Impayés de loyer : les nouvelles modalités de caractérisation prévues pour 2027

Le cadre juridique encadrant les défauts de paiement locatifs s'apprête à connaître une mutation profonde dès le début de l'année 2027. Un nouveau décret vient redéfinir les critères de l'impayé, durcissant les règles pour les locataires tout en aménageant le maintien des aides au logement sous conditions strictes.
Un nouveau référentiel basé sur la dette cumulée et la durée
Le décret officiel du 12 février 2026 marque un tournant dans les relations entre bailleurs et occupants.

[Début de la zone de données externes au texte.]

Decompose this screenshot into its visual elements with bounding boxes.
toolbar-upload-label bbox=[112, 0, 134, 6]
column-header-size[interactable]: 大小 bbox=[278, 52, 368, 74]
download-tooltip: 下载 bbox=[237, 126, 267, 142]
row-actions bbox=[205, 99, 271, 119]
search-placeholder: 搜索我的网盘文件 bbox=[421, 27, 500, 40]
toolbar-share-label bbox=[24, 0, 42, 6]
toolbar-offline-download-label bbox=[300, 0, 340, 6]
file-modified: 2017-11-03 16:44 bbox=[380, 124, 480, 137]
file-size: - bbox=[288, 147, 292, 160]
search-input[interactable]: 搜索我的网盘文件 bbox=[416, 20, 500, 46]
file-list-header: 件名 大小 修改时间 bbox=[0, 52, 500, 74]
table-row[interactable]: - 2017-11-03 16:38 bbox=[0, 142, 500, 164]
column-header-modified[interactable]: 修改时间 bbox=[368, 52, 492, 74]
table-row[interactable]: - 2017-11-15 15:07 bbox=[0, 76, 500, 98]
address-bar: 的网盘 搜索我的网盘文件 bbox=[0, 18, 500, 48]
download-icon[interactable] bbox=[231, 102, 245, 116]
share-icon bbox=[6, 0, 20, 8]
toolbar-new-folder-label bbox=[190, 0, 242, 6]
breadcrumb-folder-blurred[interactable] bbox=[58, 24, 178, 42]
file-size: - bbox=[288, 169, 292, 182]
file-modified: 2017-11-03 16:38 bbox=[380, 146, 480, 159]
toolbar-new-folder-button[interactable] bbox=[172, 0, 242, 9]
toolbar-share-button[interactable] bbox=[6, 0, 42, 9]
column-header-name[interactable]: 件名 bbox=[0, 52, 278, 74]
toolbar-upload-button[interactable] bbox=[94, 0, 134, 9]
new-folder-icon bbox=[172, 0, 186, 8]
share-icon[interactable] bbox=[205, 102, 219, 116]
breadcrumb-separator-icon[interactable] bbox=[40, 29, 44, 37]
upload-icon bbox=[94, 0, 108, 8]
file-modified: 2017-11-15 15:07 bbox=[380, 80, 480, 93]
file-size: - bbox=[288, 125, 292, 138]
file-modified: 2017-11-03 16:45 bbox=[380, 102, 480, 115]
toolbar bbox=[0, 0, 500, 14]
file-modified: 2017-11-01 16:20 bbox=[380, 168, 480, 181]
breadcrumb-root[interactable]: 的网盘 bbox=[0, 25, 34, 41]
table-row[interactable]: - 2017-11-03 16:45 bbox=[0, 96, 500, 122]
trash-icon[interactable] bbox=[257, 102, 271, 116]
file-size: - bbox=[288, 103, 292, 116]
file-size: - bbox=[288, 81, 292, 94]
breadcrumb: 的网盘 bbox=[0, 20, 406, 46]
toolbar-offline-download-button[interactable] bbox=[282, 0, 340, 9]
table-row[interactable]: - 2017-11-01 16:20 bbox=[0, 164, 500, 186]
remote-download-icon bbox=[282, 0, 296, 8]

À compter du 1er janvier 2027, la notion de "loyer impayé" ne reposera plus systématiquement sur deux mois de retard consécutifs. La législation introduit désormais un double seuil déclencheur. Un locataire sera officiellement considéré en défaut si sa dette globale excède le montant de 450 €. Parallèlement, même si cette somme n'est pas atteinte, l'accumulation de trois échéances non honorées suffira à caractériser l'impayé.
Toutefois, le texte apporte une nuance importante concernant le maintien des APL (Aides Personnalisées au Logement). Même en cas de rupture du contrat de location, le versement des aides pourra se poursuivre si le locataire prouve sa bonne foi. Cela implique l'absence de troubles de voisinage constatés par la justice et une situation financière critique validée, par exemple, par une commission de surendettement départementale.
| Critère de déclenchement | Modalités dès 2027 |
|---|---|
| Montant de la dette | Supérieur à 450 € |
| Fréquence du défaut | 3 mois (quel que soit le montant) |
| Maintien des aides (APL) | Possible sous conditions de bonne foi |
Un contexte de précarité immobilière et de sanctions accrues
Cette évolution législative s'inscrit dans un climat social déjà très tendu sur le front du logement. Dans le sillage de la loi Kasbarian-Bergé, les procédures d'éviction se sont multipliées. Selon des chiffres récents de la Chambre nationale des commissaires de justice relayés par Libération, le nombre d'expulsions a bondi de 27 % en un an, concernant plus de 30 500 foyers. Si les défauts de paiement progressent de manière plus contenue (+ 2,4 %), ils représentent une part colossale des difficultés financières des Français.
La Banque de France, dans son bilan 2025 sur le surendettement, confirme cette tendance alarmante : près de la moitié des dossiers déposés incluent des arriérés de loyer ou de charges. L'encours total de ces dettes locatives s'élevait à plus de 362 millions d'euros l'an dernier. Ce nouveau décret de 2026 vise donc à clarifier les règles, mais il soulève également des inquiétudes sur la rapidité de basculement des ménages fragiles vers des procédures judiciaires irréversibles.